Fox Hunter’s Code of Conduct
I will listen, and listen, and then listen again before calling.
I will only call if I can copy the Fox station properly (so that I will know for certain that he is calling me and no one else).
I will not interfere with the Fox station nor anyone calling and will never tune up on the Fox frequency or in the QSX slot.
I will double check to make sure I am operating split, if necessary.
I will use full break-in if at all possible.
I will wait for the Fox station to end a contact before I call.
I will always send my full call sign.
I will call and then listen for a reasonable interval. I will not call continuously.
I will not transmit when the Fox station calls another call sign, not mine.
I will not transmit when the Fox station queries a call sign not like mine.
When the Fox station calls me, I will send only the required exchange of RST – S/P/C – Name – Power out
I will be thankful if and when I do make a contact.
I will resort to attempting duplicate contacts only if I am very certain that I was not heard the first time.
I will respect my fellow hams and conduct myself so as to earn their respect.
72 de Larry W2LJ
QRP – When you care to send the very least!
Larry Makoski, W2LJ, is a regular contributor to and writes from New Jersey, USA. Contact him at [email protected].

One Response to “One Mo’ Time !”

  • Mark AI4HO:

    All too often it is quite the opposite, doesn’t matter weather you’re operating QRP or QRO, still have a way too any ops trying to get that “rare” DX by hook or by crook.

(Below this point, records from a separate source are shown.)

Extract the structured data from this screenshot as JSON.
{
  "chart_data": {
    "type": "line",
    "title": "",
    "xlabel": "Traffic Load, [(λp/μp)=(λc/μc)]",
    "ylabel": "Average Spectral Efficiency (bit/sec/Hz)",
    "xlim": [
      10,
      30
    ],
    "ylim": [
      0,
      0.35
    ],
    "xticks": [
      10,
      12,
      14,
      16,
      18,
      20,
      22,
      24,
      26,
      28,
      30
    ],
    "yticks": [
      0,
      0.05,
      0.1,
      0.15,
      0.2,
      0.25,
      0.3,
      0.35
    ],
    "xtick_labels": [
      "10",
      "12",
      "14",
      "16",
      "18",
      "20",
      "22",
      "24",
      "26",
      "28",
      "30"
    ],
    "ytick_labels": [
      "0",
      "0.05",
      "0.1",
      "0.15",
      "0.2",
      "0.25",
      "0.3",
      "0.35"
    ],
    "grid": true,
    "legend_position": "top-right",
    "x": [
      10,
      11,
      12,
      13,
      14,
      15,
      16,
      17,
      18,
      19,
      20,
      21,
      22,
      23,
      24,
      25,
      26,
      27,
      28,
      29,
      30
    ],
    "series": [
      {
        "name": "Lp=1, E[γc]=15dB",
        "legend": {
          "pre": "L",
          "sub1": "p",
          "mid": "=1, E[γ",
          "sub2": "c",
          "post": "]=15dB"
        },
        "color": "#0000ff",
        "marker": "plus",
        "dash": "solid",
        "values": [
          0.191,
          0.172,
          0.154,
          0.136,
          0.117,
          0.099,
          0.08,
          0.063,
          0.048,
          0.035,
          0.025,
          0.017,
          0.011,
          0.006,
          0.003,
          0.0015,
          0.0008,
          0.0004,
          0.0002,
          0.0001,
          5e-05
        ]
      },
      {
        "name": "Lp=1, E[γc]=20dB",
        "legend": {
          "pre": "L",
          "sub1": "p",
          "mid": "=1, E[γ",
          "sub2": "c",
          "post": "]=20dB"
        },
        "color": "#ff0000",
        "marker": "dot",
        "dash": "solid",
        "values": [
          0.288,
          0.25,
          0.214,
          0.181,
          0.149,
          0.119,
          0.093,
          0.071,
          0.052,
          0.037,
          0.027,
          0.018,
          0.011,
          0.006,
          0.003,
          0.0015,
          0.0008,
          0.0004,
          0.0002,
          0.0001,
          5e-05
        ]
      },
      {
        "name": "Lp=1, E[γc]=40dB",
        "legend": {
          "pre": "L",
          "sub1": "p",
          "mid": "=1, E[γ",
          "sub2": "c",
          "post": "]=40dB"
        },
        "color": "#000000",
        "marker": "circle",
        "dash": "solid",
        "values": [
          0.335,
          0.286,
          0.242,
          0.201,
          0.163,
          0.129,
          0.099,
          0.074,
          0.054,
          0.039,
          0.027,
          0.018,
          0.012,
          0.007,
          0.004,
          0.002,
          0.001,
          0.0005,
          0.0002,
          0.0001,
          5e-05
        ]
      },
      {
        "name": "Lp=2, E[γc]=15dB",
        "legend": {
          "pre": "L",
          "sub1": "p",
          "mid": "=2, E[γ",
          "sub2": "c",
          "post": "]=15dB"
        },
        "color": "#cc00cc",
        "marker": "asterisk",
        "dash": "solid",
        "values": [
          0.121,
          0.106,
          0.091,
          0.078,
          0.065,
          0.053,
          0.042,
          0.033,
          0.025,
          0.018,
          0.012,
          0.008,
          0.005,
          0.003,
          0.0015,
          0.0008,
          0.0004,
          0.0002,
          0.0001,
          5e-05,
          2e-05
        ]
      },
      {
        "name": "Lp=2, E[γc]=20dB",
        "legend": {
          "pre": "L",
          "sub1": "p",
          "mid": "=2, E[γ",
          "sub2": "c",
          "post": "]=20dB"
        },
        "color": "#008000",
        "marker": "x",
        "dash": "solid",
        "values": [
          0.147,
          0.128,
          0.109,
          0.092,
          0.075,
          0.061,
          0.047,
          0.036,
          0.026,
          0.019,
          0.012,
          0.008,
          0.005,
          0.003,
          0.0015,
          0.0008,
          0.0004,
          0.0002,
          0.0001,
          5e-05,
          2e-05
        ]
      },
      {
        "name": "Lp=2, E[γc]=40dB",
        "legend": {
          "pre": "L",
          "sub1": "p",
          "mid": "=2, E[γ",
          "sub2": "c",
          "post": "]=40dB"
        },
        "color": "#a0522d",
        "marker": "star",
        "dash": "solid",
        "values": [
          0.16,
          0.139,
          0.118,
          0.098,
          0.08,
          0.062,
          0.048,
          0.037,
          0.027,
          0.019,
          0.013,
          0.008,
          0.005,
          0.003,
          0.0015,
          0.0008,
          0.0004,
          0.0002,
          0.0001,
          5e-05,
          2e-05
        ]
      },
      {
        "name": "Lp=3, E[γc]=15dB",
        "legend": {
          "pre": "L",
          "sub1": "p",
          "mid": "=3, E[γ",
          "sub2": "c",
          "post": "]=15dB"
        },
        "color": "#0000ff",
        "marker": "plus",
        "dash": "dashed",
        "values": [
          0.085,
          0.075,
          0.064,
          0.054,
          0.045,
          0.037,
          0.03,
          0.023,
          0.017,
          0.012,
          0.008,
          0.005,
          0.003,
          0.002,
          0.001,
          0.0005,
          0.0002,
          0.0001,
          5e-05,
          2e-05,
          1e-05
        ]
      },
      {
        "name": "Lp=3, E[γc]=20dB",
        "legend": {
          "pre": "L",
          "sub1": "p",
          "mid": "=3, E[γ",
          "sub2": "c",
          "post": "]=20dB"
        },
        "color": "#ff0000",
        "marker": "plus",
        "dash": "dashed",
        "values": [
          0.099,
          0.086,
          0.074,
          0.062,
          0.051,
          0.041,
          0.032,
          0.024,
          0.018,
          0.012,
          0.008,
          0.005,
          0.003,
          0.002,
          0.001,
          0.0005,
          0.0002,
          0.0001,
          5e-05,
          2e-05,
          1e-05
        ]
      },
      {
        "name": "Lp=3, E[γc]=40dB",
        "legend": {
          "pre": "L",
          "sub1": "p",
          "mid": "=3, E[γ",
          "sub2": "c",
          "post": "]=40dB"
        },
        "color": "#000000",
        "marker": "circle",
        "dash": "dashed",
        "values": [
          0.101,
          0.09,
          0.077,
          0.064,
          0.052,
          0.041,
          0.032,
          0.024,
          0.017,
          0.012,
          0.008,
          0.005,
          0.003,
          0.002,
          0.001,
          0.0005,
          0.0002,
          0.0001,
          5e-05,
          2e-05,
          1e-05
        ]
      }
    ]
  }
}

For me, the worst are the tuner uppers, I am on a 40 meter net most week day mornings and am the net control station Wednesday mornings. All to often we have to try an run a net over these people who are either to lazy to listen, or just don’t care.

    Yes, most of us who are net control stations have to run some power as we have check ins from as far west as Tx. California on a rare day. up and down the East coast, and as far nor as New Brunswick. So I know we can be heard, someone can hear someone on our net. It is pure laziness or poor operating skills or both. Sorry for the rant, these people really get under my skin. These rules can well be applied for most any ham radio on air activities…well said Larry…well said.